Active Directory Join

Most Ubuntu boxes in my lab are joined to Active Directory for common logins. I configured the same for the Raspberry Pi, although it is not really required.

# configure AD
echo '%lab\ linux\ sudoers ALL=(ALL) NOPASSWD:ALL' | sudo tee -a /etc/sudoers
sudo /usr/sbin/pam-auth-update --enable mkhomedir

sudo /usr/sbin/realm join lab.enterpriseadmins.org -U svc-windowsjoin --computer-ou "ou=services,ou=lab servers,dc=lab,dc=enterpriseadmins,dc=org"
sudo sed -i -e 's/^#\?use_fully_qualified_names.*/use_fully_qualified_names = False/g' /etc/sssd/sssd.conf
sudo systemctl restart sssd.service

Static IP

Once everything was configured/ready, I decided to put the device in service by changing the IP from the DHCP address originally obtained to the static IP address I have configured on most devices.

network:
 version: 2
 ethernets:
   eth0:
     match:
       macaddress: "dc:a6:32:aa:aa:aa"
     dhcp4: no
     addresses: [192.168.127.53/24]
     routes:
      - to: default
        via: 192.168.127.254
     nameservers:
         addresses: [192.168.127.53,192.168.32.53]
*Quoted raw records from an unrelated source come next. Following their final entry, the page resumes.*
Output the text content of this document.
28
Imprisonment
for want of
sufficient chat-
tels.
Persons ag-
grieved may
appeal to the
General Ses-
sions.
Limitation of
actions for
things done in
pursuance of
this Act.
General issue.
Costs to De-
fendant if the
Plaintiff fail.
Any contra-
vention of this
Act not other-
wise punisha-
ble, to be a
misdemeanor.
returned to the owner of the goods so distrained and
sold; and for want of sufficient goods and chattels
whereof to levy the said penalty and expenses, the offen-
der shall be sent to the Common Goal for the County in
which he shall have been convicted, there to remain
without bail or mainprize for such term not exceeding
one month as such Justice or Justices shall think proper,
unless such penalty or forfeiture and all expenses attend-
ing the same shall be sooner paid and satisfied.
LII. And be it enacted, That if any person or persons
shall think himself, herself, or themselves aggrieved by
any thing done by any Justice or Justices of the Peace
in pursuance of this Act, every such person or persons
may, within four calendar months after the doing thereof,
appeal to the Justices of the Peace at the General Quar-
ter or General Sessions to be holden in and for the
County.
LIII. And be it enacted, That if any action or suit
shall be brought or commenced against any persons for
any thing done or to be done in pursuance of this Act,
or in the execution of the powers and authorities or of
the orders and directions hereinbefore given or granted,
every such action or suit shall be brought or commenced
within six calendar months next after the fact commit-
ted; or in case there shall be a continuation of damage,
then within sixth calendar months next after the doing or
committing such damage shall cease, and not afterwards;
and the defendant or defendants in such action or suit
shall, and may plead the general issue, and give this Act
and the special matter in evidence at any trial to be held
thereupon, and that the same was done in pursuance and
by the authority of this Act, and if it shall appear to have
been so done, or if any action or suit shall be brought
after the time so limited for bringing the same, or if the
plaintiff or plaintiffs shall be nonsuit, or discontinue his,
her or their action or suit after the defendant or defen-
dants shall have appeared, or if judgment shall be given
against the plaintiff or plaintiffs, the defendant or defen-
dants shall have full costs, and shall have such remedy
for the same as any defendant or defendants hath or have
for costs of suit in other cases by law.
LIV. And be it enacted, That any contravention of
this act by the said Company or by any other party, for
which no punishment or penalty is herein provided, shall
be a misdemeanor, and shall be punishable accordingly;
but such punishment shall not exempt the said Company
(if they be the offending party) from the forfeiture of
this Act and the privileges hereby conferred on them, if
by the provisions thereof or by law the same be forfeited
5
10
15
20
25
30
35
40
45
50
To make the new network settings active, we must apply those file changes with sudo netplan apply.

Cleanup

The Raspberry Pi Imager utility used cloud-init to do some customizations. This was running at each startup and left a few messages on the system console. Since we no longer need cloud-init after the system is online, we’ll just remove the package with:

sudo apt purge cloud-init

Conclusion

The Raspberry Pi in my lab has been running for about 5 years with little to no maintenance. Other than this one failed SD card things have been very reliable. The steps here are mostly notes for future reference if I need to rebuild the device again. Hopefully you’ll find the notes helpful.